Needlegrass appears like grass but is actually a very thin, fibrous cluster of cacti, which is covered in thorny spikes and smaller needles to deter herbivores. Needlegrass is incredibly hardy, and can proliferate in almost any climate on Aurora, and is appropriately found in large quantities everywhere. Needlegrass extends its fibrous tendrils deep into the ground in search of water. Some herbivores have adapted means of stripping needlegrass of its defences prior to eating it, or simply have tough enough insides to eat it as is.


Desert Torch

A tall, thin plant that resembles a hybrid of a tree sapling and a pitcher plant, the desert torch tends to grow near regions of geological activity, though can be found anywhere. The core of the plant is fire-resistant and very tough, with large red, orange, yellow and green willowy petals drooping off the side and from the top. The top of the plant secretes a chemical around a central stamen-like tube that is both clear, sticky, and flammable. The plant's roots filter flammable gases and compunds as well as water from the tectonically active ground, and these gases permeate up the torch's trunk. During daytime, the chemical secretion forms a spherical droplet which focusses light finely enough to ignite the mixture, creating a flame.

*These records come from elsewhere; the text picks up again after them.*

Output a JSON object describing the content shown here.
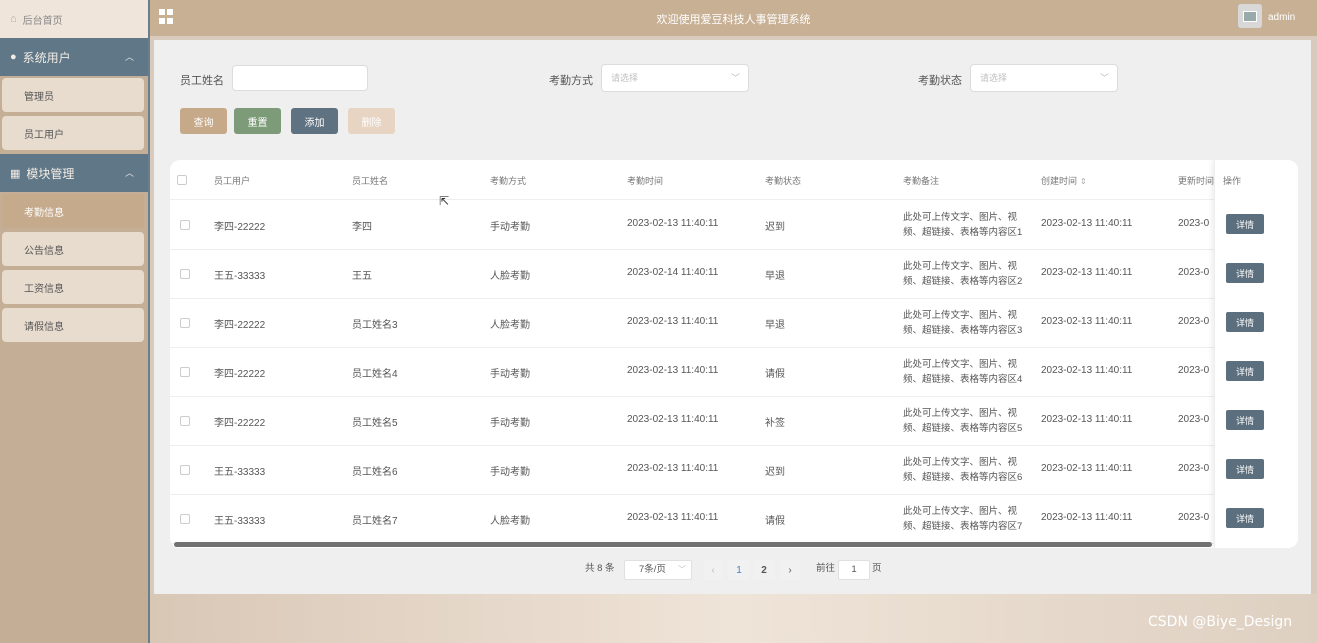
{
  "sidebar": {
    "home": "后台首页",
    "groups": [
      {
        "title": "系统用户",
        "items": [
          "管理员",
          "员工用户"
        ]
      },
      {
        "title": "模块管理",
        "items": [
          "考勤信息",
          "公告信息",
          "工资信息",
          "请假信息"
        ]
      }
    ],
    "active_item": "考勤信息"
  },
  "header": {
    "title": "欢迎使用爱豆科技人事管理系统",
    "user": "admin"
  },
  "filters": {
    "name_label": "员工姓名",
    "method_label": "考勤方式",
    "method_placeholder": "请选择",
    "status_label": "考勤状态",
    "status_placeholder": "请选择"
  },
  "buttons": {
    "search": "查询",
    "reset": "重置",
    "add": "添加",
    "delete": "删除",
    "detail": "详情"
  },
  "table": {
    "columns": [
      "员工用户",
      "员工姓名",
      "考勤方式",
      "考勤时间",
      "考勤状态",
      "考勤备注",
      "创建时间",
      "更新时间",
      "操作"
    ],
    "rows": [
      {
        "user": "李四-22222",
        "name": "李四",
        "method": "手动考勤",
        "time": "2023-02-13 11:40:11",
        "status": "迟到",
        "remark": "此处可上传文字、图片、视频、超链接、表格等内容区1",
        "created": "2023-02-13 11:40:11",
        "updated": "2023-0"
      },
      {
        "user": "王五-33333",
        "name": "王五",
        "method": "人脸考勤",
        "time": "2023-02-14 11:40:11",
        "status": "早退",
        "remark": "此处可上传文字、图片、视频、超链接、表格等内容区2",
        "created": "2023-02-13 11:40:11",
        "updated": "2023-0"
      },
      {
        "user": "李四-22222",
        "name": "员工姓名3",
        "method": "人脸考勤",
        "time": "2023-02-13 11:40:11",
        "status": "早退",
        "remark": "此处可上传文字、图片、视频、超链接、表格等内容区3",
        "created": "2023-02-13 11:40:11",
        "updated": "2023-0"
      },
      {
        "user": "李四-22222",
        "name": "员工姓名4",
        "method": "手动考勤",
        "time": "2023-02-13 11:40:11",
        "status": "请假",
        "remark": "此处可上传文字、图片、视频、超链接、表格等内容区4",
        "created": "2023-02-13 11:40:11",
        "updated": "2023-0"
      },
      {
        "user": "李四-22222",
        "name": "员工姓名5",
        "method": "手动考勤",
        "time": "2023-02-13 11:40:11",
        "status": "补签",
        "remark": "此处可上传文字、图片、视频、超链接、表格等内容区5",
        "created": "2023-02-13 11:40:11",
        "updated": "2023-0"
      },
      {
        "user": "王五-33333",
        "name": "员工姓名6",
        "method": "手动考勤",
        "time": "2023-02-13 11:40:11",
        "status": "迟到",
        "remark": "此处可上传文字、图片、视频、超链接、表格等内容区6",
        "created": "2023-02-13 11:40:11",
        "updated": "2023-0"
      },
      {
        "user": "王五-33333",
        "name": "员工姓名7",
        "method": "人脸考勤",
        "time": "2023-02-13 11:40:11",
        "status": "请假",
        "remark": "此处可上传文字、图片、视频、超链接、表格等内容区7",
        "created": "2023-02-13 11:40:11",
        "updated": "2023-0"
      }
    ]
  },
  "pagination": {
    "total": "共 8 条",
    "page_size": "7条/页",
    "pages": [
      "1",
      "2"
    ],
    "current": "1",
    "goto_prefix": "前往",
    "goto_value": "1",
    "goto_suffix": "页"
  },
  "watermark": "CSDN @Biye_Design",
  "colors": {
    "sidebar_group": "#607787",
    "active_item": "#c5aa8c",
    "search_btn": "#c6a989",
    "reset_btn": "#7d9b79",
    "add_btn": "#5f7282",
    "delete_btn": "#e7d4c2"
  }
}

The plant maintains this fire for days at a time, and during night-time the fire summons surface-dwelling predators such as Scavenger Lizards, with the heat from the flame (which is quite substantial) giving warmth. In return, the predators deter herbivores, or the herbivores instinctively value the night-time warmth over additional food - the trunk of the desert torch is difficult to break apart and consume anyway. These grow in clusters, with upwards of eight or ten "trunks" within centimetres of each other.